At my favorite Seattle bookstore they sold key rings with an electronic counter on them that ticked off the number of days left in the Bush administration. Maybe it was supposed to be reassuring—a reminder of finite-ness—but each time I saw the display at the checkout I’d sink a little deeper into a depression. The number was always so big. Thousands of days. Hundreds and hundreds and hundreds of days. Numbers so large they might as well have been infinity.
Today I sniffled all the way through the inauguration, my tears gaining momentum every time they showed those adorable Obama girls in their bright wooly coats and gloves, waving in a new family, a new administration, a new era. I feel how most everyone does right now—dazzled by the man (and the woman! and her yellow dress!), incredulous at our nation’s flagrant and totally out-of-left-field display of progressive ideals, cowed by the enormity of it all.

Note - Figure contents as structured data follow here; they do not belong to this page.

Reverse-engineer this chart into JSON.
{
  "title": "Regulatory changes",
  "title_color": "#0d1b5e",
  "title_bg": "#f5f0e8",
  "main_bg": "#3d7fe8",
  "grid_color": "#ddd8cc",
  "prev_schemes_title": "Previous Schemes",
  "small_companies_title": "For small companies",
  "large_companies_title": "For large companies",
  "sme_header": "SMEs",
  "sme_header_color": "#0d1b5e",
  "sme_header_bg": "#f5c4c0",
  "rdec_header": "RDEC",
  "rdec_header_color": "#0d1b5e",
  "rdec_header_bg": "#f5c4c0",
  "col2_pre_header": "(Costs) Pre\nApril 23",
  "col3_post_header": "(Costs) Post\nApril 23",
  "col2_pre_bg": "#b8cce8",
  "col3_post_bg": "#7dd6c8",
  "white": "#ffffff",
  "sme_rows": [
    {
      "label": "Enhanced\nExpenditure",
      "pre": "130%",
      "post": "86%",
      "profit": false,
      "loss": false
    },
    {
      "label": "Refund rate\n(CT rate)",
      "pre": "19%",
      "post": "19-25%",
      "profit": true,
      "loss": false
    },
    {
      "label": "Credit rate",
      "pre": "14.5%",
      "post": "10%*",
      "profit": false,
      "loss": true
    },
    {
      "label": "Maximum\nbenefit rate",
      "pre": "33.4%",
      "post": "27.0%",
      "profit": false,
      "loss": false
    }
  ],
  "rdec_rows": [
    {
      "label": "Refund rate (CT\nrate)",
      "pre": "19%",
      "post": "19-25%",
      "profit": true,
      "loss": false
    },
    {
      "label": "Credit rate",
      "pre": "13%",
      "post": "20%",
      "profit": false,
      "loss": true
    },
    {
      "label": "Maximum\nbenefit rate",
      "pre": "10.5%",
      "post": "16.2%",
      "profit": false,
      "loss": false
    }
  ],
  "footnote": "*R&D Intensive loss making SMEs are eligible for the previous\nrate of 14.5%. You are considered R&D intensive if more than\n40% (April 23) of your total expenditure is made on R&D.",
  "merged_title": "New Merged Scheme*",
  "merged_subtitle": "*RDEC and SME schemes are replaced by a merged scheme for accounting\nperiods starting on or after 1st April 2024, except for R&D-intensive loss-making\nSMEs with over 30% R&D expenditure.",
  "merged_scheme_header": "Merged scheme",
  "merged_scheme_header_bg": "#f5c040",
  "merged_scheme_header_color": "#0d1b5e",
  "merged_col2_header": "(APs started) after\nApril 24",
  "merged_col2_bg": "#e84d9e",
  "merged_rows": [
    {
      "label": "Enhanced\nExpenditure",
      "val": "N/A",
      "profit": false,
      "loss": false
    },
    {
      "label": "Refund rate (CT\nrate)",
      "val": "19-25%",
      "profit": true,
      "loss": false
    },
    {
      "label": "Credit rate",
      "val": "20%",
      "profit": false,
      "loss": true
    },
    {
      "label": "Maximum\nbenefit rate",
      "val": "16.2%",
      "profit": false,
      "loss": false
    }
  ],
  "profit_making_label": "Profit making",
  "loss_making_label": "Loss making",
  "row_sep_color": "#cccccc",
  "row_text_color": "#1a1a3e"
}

Apparently presidential terms are finite, even when two of them are served back-to-back by an evil dumdum with no tolerance for civil liberties. I’m a little ashamed that for eight years I stopped believing that “making a difference” makes a difference. I gave in to despair, ennui, apathy, and some cynicism (just to keep it real). It’s a wonder I got anything done at all in the last decade, much less that I was able to act cheerful long enough to pick up a fiancĂ©.
The bookstore sold out of the key chains around the time the number of days dipped down into the double digits—right around the time, according to my calculations, when the tchotchke was transformed from a taunting knickknack to a token of hope.